Il teatro Storchi, con il suo parquet lucidato di fresco e le sue poltrone di velluto rosso, nuove di zecca, non poteva avere una ‘ouverture’ più clamorosa di questa: la presentazione del libro di Vasco, con le troupe e gli inviati di testate e tg nazionali, ha portato la sala di largo Garibaldi sui teleschermi di tutta Italia.
"Che bello tornare in questo teatro – ha confidato Vasco –. Ricordo che da ragazzo, avevo 11 anni, io arrivavo da Zocca a Modena in pullman e scendevo proprio qui, davanti allo Storchi. Poi a piedi facevo tutti i viali, come mi aveva insegnato la mamma, e andavo a lezione di canto dal maestro Bononcini. Fu proprio lui a prepararmi per partecipare all’Usignolo d’oro. Però, se non ricordo male, la finalissima si tenne nell’altro teatro, al Comunale: beh, oggi li abbiamo gemellati con le mie liriche".
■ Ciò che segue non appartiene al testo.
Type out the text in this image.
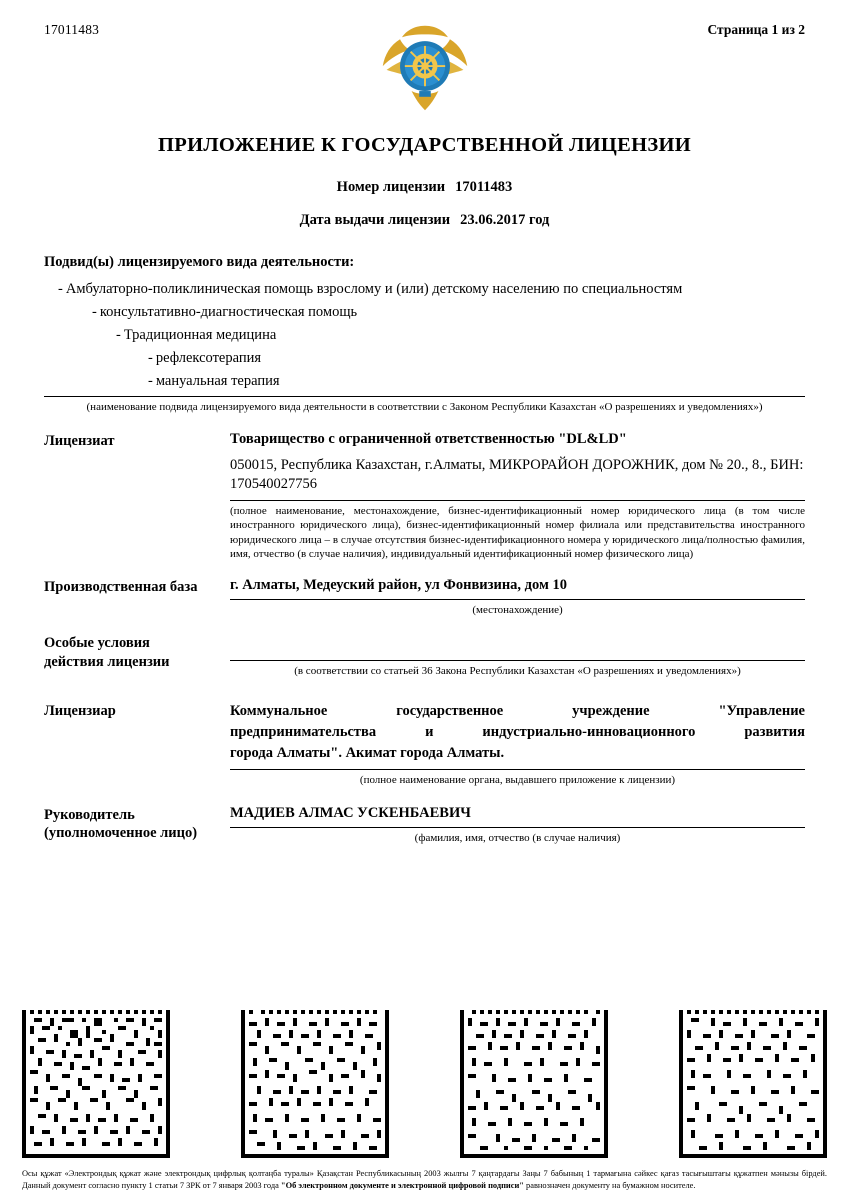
17011483	Страница 1 из 2
ПРИЛОЖЕНИЕ К ГОСУДАРСТВЕННОЙ ЛИЦЕНЗИИ
Номер лицензии 17011483
Дата выдачи лицензии 23.06.2017 год
Подвид(ы) лицензируемого вида деятельности:
- Амбулаторно-поликлиническая помощь взрослому и (или) детскому населению по специальностям
- консультативно-диагностическая помощь
- Традиционная медицина
- рефлексотерапия
- мануальная терапия
(наименование подвида лицензируемого вида деятельности в соответствии с Законом Республики Казахстан «О разрешениях и уведомлениях»)
Лицензиат	Товарищество с ограниченной ответственностью "DL&LD"
050015, Республика Казахстан, г.Алматы, МИКРОРАЙОН ДОРОЖНИК, дом № 20., 8., БИН: 170540027756
(полное наименование, местонахождение, бизнес-идентификационный номер юридического лица (в том числе иностранного юридического лица), бизнес-идентификационный номер филиала или представительства иностранного юридического лица – в случае отсутствия бизнес-идентификационного номера у юридического лица/полностью фамилия, имя, отчество (в случае наличия), индивидуальный идентификационный номер физического лица)
Производственная база	г. Алматы, Медеуский район, ул Фонвизина, дом 10
(местонахождение)
Особые условия
действия лицензии
(в соответствии со статьей 36 Закона Республики Казахстан «О разрешениях и уведомлениях»)
Лицензиар	Коммунальное государственное учреждение "Управление
предпринимательства и индустриально-инновационного развития
города Алматы". Акимат города Алматы.
(полное наименование органа, выдавшего приложение к лицензии)
Руководитель
(уполномоченное лицо)
МАДИЕВ АЛМАС УСКЕНБАЕВИЧ
(фамилия, имя, отчество (в случае наличия)
Осы құжат «Электрондық құжат және электрондық цифрлық қолтаңба туралы» Қазақстан Республикасының 2003 жылғы 7 қаңтардағы Заңы 7 бабының 1 тармағына сәйкес қағаз тасығыштағы құжатпен мәнызы бірдей. Данный документ согласно пункту 1 статьи 7 ЗРК от 7 января 2003 года "Об электронном документе и электронной цифровой подписи" равнозначен документу на бумажном носителе.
Vasco Rossi – va da sé – nella sua vita ha incrociato spesso Modena. "Ci ho passato diversi anni. Ci sono stato anche come studente in collegio, e quelli sono stati anni duri per me, ma poi ho avuto i periodi in cui ho fatto il disc jockey e allora mi sono pure divertito, e anche molto – ride –. Più che un Modena Park, per me era una Modena Luna Park".
Nel suo libro "Vivere / Living", Vasco dedica alcuni pensieri anche al suo paese natale, Zocca, che resta sempre il luogo del cuore. E si dice montanaro orgoglioso e fiero.
"Non rinnegherò mai le mie radici profonde a Zocca, dove vive mia madre, dove sono cresciuto felice in mezzo ai boschi e tanti amici. I primi sogni, le prime canzoni, la radio... Punto Radio è nata lì con la mia combriccola di amici d’infanzia. Quando cresci in un paese dove tutti ti conoscono, impari subito a non montarti troppo la testa e a mantenere i piedi ben saldi a terra. E scopri che ti serve averlo imparato, soprattutto quando scendi dal palco: è fondamentale tornare alla normalità della vita".
E rievoca anche l’infanzia, il tempo in cui aspettava con trepidazione la Befana, che gli portava in dono "pistole, carabine, giochi da tavolo, il meccano. Ho sempre desiderato una macchina a pedali, ma quella non è mai arrivata! Per questo dopo, grazie al successo, mi sono rifatto, comprando quelle vere". In una pagina ricorda anche il papà, che faceva il camionista e andava a Trento a caricare il porfido: "Io ero all’università; partimmo che erano circa le 3 del mattino, io non ero andato a letto, a quei tempi prima delle 4 non si andava a dormire – scrive -. Mi sdraiai sulla brandina che c’era dietro e mi addormentai come un sasso.
A Trento mi hanno parlato di un anziano signore, di queste parti, che per lavoro conosceva mio padre e mio zio. Alla domanda ‘Ma tuo figlio prenderà in mano il camion?’, mio padre rispose: ‘Mah, per adesso canta’...".